The school-based health center is overseen by doctors and nurses from the MGH, who will operate separate and distinct from the school nurses.[8] If November’s ballot initiative to end the policy had passed, the city would have suspended distribution at the school and formed a commission to study the health risks and benefits of contraception and abstinence.[9] 
 
While RHS’s contraception policy continues to generate some debate, the policy will be included in the school’s handbook next year when the MGH health center begins to make contraceptive services available. Still, the spokeswoman for the group who initiated the ballot question this summer said her group would continue to lobby for a change in the policy.[10] 
 
 


[1] Kathleen Burge and Steven Rosenberg, “Revere Keeps School Contraception Policy: State Voters Decide Contentious Issues,” Boston Globe, 4 November 2009, accessed 8 December 2009, <www.boston.com/news/education/k_12/articles/2009/11/04/revere_voters_keep_school_contraception_policy/>.

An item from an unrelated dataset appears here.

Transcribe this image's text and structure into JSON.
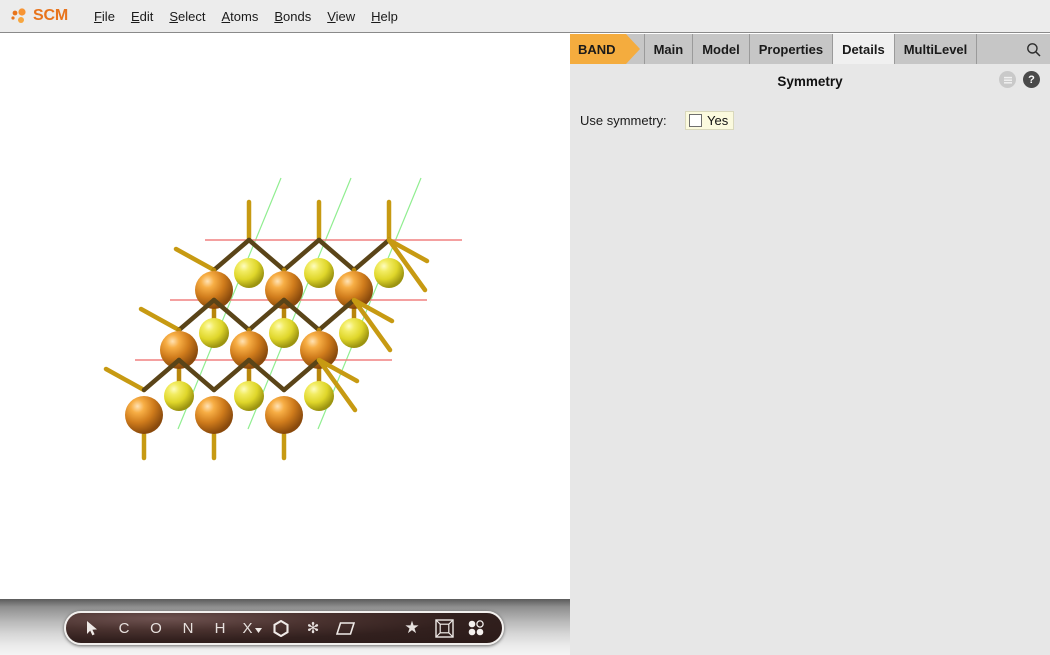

[2] Seth Daniel, “School Committee Will Await the Voters’ Decision,” Revere Journal–Revere Massachusetts Newspaper, 3 October 2009, accessed 14 December 2009, <www.reverejournal.com/2009/10/03/school-committee-will-await-the-voters-decision/>.
[3] John Laidler, “Parents Fight Birth Control Accessibility at Revere High,” Boston Globe, 20 August 2009, accessed 14 December 2009, <www.boston.com/news/education/k_12/articles/2009/08/20/revere_parent_group_fighting_contraceptive_policy_at_high_school/>; Burge and Rosenberg, “Revere Keeps School Contraception Policy.”
[4] Laidler, “Parents Fight Birth Control Accessibility at Revere High.”
[5] Ibid.
[6] Burge and Rosenberg, “Revere Keeps School Contraception Policy.”
[7] Ibid.
[8] Laidler, “Parents Fight Birth Control Accessibility at Revere High.”
[9] Steven Rosenberg, “Birth Control Battle in Revere: Vote Sought to Halt Distribution at School,” Boston Globe, 6 September 2009, accessed 10 September 2009,  <www.boston.com/news/education/k_12/articles/2009/09/06/birth_control_battle_in_revere/>.
[10] Burge and Rosenberg, “Revere Keeps School Contraception Policy.”